Selasa, 12 November 2019

Aku Mencintaimu Seluas Ikhlasku Melepaskanmu

Aku ingin bercerita.
Tentang suatu hari, dimana aku benar-benar mengenal apa itu rasa kecewa. Luka yang tidak pernah aku bayangkan sebelumnya, luka yang harus aku bayar dengan tetes demi tetes air mata.

Aku pernah mencintai seseorang, cinta yang boleh ku katakan, itu luar biasa. Cinta yang didalamnya kuberi rasa percaya, setia dan doa. Bagiku, cinta yang kepadanya lebih indah dari sekedar lagu-lagu cinta.

Hari demi hari, bersamanya aku berbagi. Susah dan senang ku, tawa dan air mataku, mimpi dan harapanku, bersamanya aku bercerita. Tidak pernah sekalipun kepadanya aku menaruh curiga, bahkan ketika jarak menjadi penghalang diantara kami. Ya, cinta memang seharusnya seperti itu, bukan? Tumbuh bersama rasa percaya, jauh dari segala bentuk curiga.

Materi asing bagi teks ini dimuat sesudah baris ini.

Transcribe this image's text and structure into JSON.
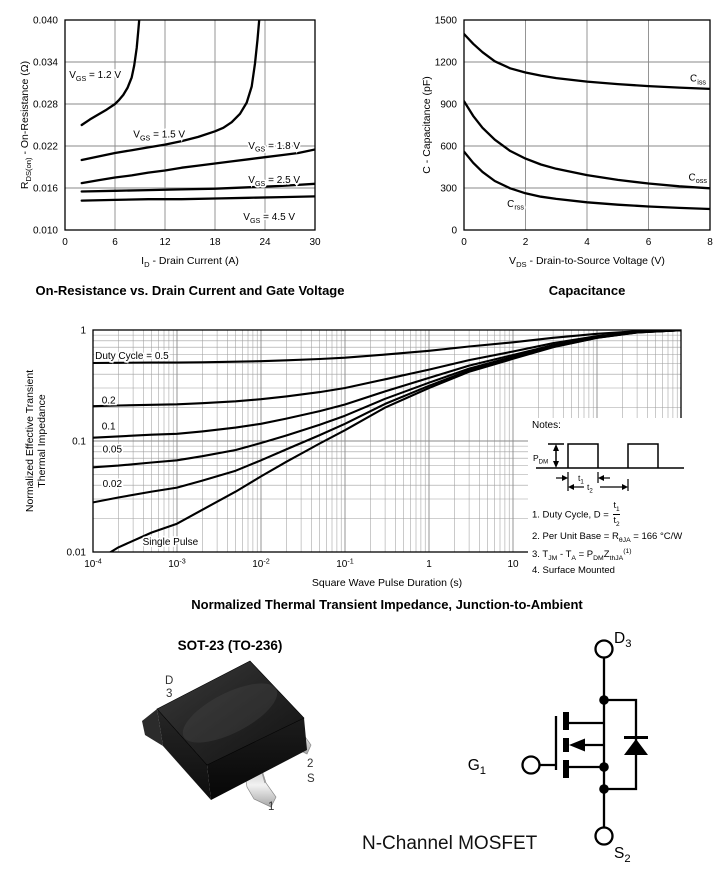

Sampai suatu hari, aku menemukan sesuatu yang benar-benar melukai hati. Bahkan, boleh kubilang, ini mematahkan segala bentuk harapan dan asa, yang pernah ku terbangkan ke langit doa atas nama cinta.

Kamu tahu? Kesetiaanku dilukainya tanpa setengah-setengah. Dia pergi tanpa berpamitan, dia menghilang tanpa kabar. Dan, ketika akhirnya aku menemukan, ia telah bahagia bersama seseorang yang lain. Tentu itu bukan aku. Kepada seseorang yang lain, ia telah jatuh cinta.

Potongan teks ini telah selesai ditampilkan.